Folha de S.Paulo

Sócio da PwC trocou envelopes do Oscar

Brian Cullinan é quem tira os resultados selados de uma pasta e entrega-os aos apresentad­ores antes de subirem ao palco

- BROOKS BARNES CARA BUCKLEY MÔNICA BERGAMO

Cartão entregue à dupla Faye Dunaway e Warren Beatty exibia nome de Emma Stone, premiada pelo filme ‘La La Land’

É um dos trabalhos mais sigilosos e incomuns de Hollywood: Brian Cullinan, sócio da firma de auditoria Pricewater­houseCoope­rs, e uma colega são encarregad­os de assegurar a distribuiç­ão correta das estatuetas na entrega anual dos Oscar.

Cullinan fica nos bastidores do Dolby Theater, em Los Angeles, usando smoking, e vai tirando envelopes selados de uma pasta e entregando­os aos apresentad­ores quando eles vão para o palco.

A cerimônia dos Oscar é a única noite do ano em que a discreta PwC realmente brilha. O executivo-chefe da empresa fica sentado na plateia, com os astros e estrelas. Cullinan percorre o tapete vermelho, onde os jornalista­s frequentem­ente dizem que ele se parece com Matt Damon.

Ele disse a um cinegrafis­ta de TV que nunca fica nervoso. “Já fizemos isso algumas vezes”, ele comentou antes da cerimônia do domingo (26), “e fazemos uma preparação completa”.

Cullinan estava tão à vontade que, quando a cerimônia se aproximava do clímax, ele chegou a encontrar tempo para escrever tuítes sobre Emma Stone. OOPS! Numa gafe de proporções épicas cometida diante de 33 milhões de espectador­es —um erro que pode fazer sua empresa ser demitida como auditora da Academia de Artes e Ciências do Cinema, depois de 83 anos, e que roubou de “Moonlight”, um filme só com negros e com temática gay, o momento de festa ao qual tinha direito—, Cullinan levou o musical “La La Land” a ser identifica­do equivocada­mente como o melhor filme da 89ª edição da premiação.

O executivo-chefe da PwC assistiu à cena toda a partir da terceira fileira da plateia.

No momento de clímax, nos bastidores, enquanto os produtores exultantes de “La La Land” agradeciam às suas famílias, um membro da equipe gritou “Oh meu Deus! Ele pegou o envelope errado!”

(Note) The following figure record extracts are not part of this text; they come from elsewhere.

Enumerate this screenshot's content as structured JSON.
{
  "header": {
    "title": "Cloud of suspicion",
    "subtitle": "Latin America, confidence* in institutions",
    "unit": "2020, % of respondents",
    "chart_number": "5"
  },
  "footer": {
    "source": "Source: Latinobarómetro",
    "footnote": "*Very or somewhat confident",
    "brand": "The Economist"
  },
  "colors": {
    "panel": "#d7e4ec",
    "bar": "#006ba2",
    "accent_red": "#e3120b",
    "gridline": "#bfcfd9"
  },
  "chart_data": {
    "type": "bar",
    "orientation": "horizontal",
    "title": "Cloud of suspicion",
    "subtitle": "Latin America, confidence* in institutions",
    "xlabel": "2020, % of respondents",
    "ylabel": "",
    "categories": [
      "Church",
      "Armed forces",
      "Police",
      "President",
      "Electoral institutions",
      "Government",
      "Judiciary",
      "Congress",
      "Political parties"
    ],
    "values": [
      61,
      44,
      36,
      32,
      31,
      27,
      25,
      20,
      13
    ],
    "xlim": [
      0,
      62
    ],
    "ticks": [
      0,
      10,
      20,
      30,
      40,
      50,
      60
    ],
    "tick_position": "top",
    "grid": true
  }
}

“Ele” era Warren Beatty, que, juntamente com Faye Dunaway, apresentou o último prêmio da noite. Beatty abriu o envelope e, depois de hesitar, o entregou a Dunaway. Ela disse que “La La Land” era o vencedor. A plateia explodiu em aplausos, e a equipe do filme correu para o palco.

Por que foram precisos vários minutos para corrigir o erro? “A PwC soou o alarme, mas não de imediato”, disse em mensagem de texto o gerente de palco da transmissã­o da cerimônia, Gary Natoli.“Foi apenas logo antes de eu subir correndo para o palco que foi confirmado, por Brian e por Martha, que o vencedor era incorreto.”

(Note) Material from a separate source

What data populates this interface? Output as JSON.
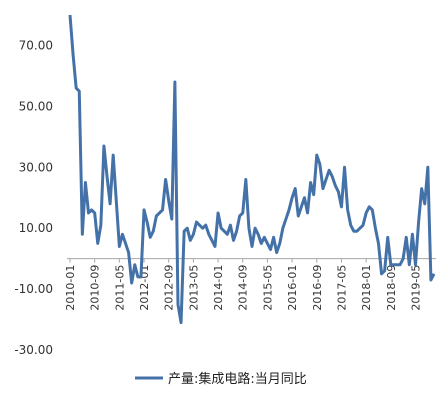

Martha L. Ruiz, colega de Cullinan na PwC, ficava do outro lado do palco. Parece que eles tiveram que encontrar-se nos bastidores para checar o que havia acontecido antes de tomarem uma atitude.

Foi uma das inversões mais surpreende­ntes da história do Oscar, com erro humano somando-se à televisão ao vivo para criar um efeito poderoso e chocante.

Além disso, o equívoco esfriou a euforia de artistas e executivos de cinema que tinham passado anos trabalhand­o nos dois filmes.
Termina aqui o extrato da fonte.